How to prove "$x \le y$" or "$\text{not} (x \le y)$" for rational numbers $x$ and $y$ in Coq?

Question

I have made the following code, and I'm in stuck.

---

From mathcomp Require Import all_ssreflect.

Require Import QArith.


Lemma Lem1 (x : Q) (y : Q) :
not (x <= y) <-> x > y.
Proof.
split. apply Qnot_le_lt. apply Qlt_not_le.
Qed.

Lemma Zlt_or_eq (n : Z) (m : Z) :
(n < m)%Z \/ (n = m)%Z <-> (n <= m)%Z.
Proof.
assert (H : (n = m)%Z = (inject_Z n == inject_Z m)).
{ unfold inject_Z. unfold Qeq. simpl.
  rewrite Z.mul_comm. rewrite Z.mul_1_l.
  rewrite Z.mul_comm. rewrite Z.mul_1_l. reflexivity. }
rewrite Zle_Qle. rewrite Zlt_Qlt. rewrite H.
rewrite Qle_lteq. reflexivity.
Qed.

Theorem Qle_total (x : Q) (y : Q) :
x <= y \/ not (x <= y).
Proof.
rewrite Lem1. unfold Qle. unfold Qlt.
rewrite -Zlt_or_eq.

Edit : Sorry, my question is about $\mathbb{Q}$, however my previous theorem is related to $\mathbb{Z}$. I edit it.

---

When I go to the last line, I want to apply Ztrichotomy, $$\forall n, ~m : \mathbb{Z} ~:~ n < m ~\lor ~ n = m ~ \lor ~ n > m.$$

However, my last term is (Qnum y * QDen x < Qnum x * QDen y)%Z,

instead of (Qnum x * QDen y > Qnum y * QDen x)%Z.

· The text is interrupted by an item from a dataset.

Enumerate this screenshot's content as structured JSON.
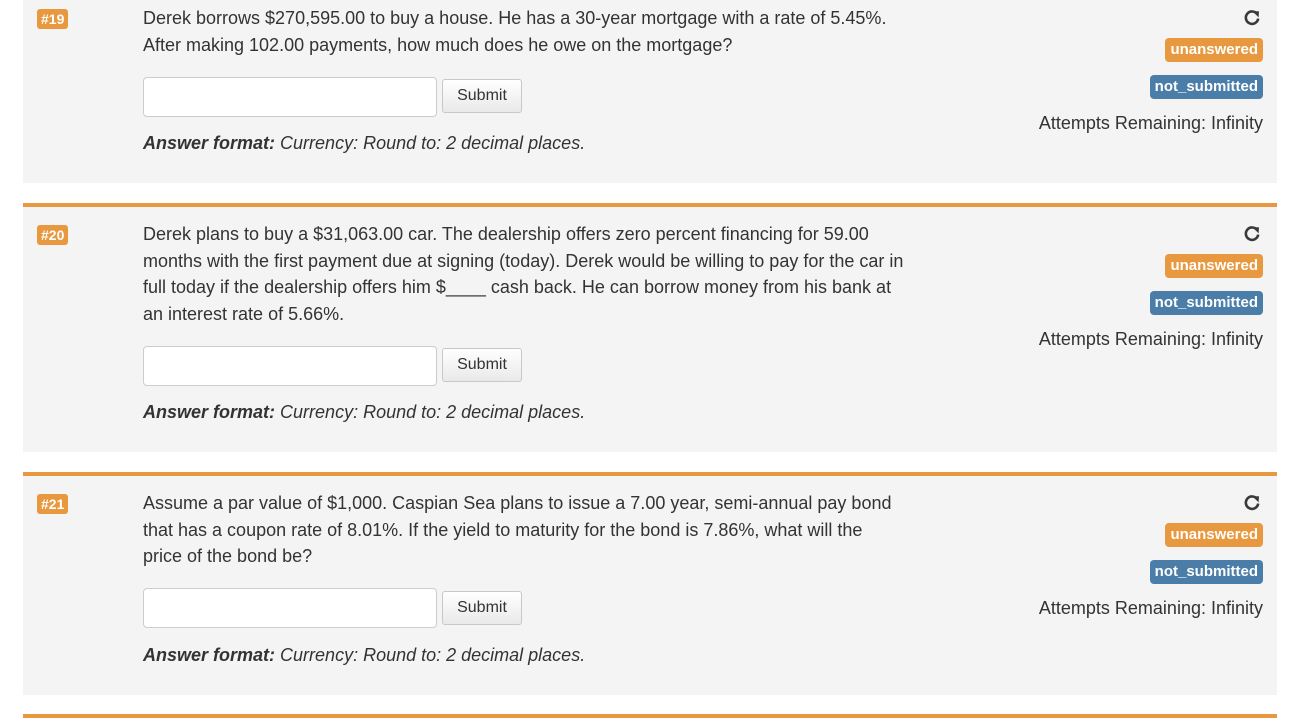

I want to change the order direction in Z-scope.

Answer 1

You can use the following tactic setoid_rewrite <- Z.gt_lt_iff at 2., and then use Ztrichotomy to conclude. To decompose a bit what happens, setoid_rewrite is a tactic that allows rewriting with other relations than equality, provided the contexts under which the rewriting happens is "nice enough". Concretely, here the relation we are rewriting with is logical equivalence <->, and we are rewriting under \/, which respects equivalence, so everything goes well. The <- part of the tactic is the equivalent of - in mathcomp, meaning we want to rewrite from right to left rather than left to right, and the at 2 part selects the part of the term we want to rewrite (the second one matching the conclusion of Z.gt_lt_iff).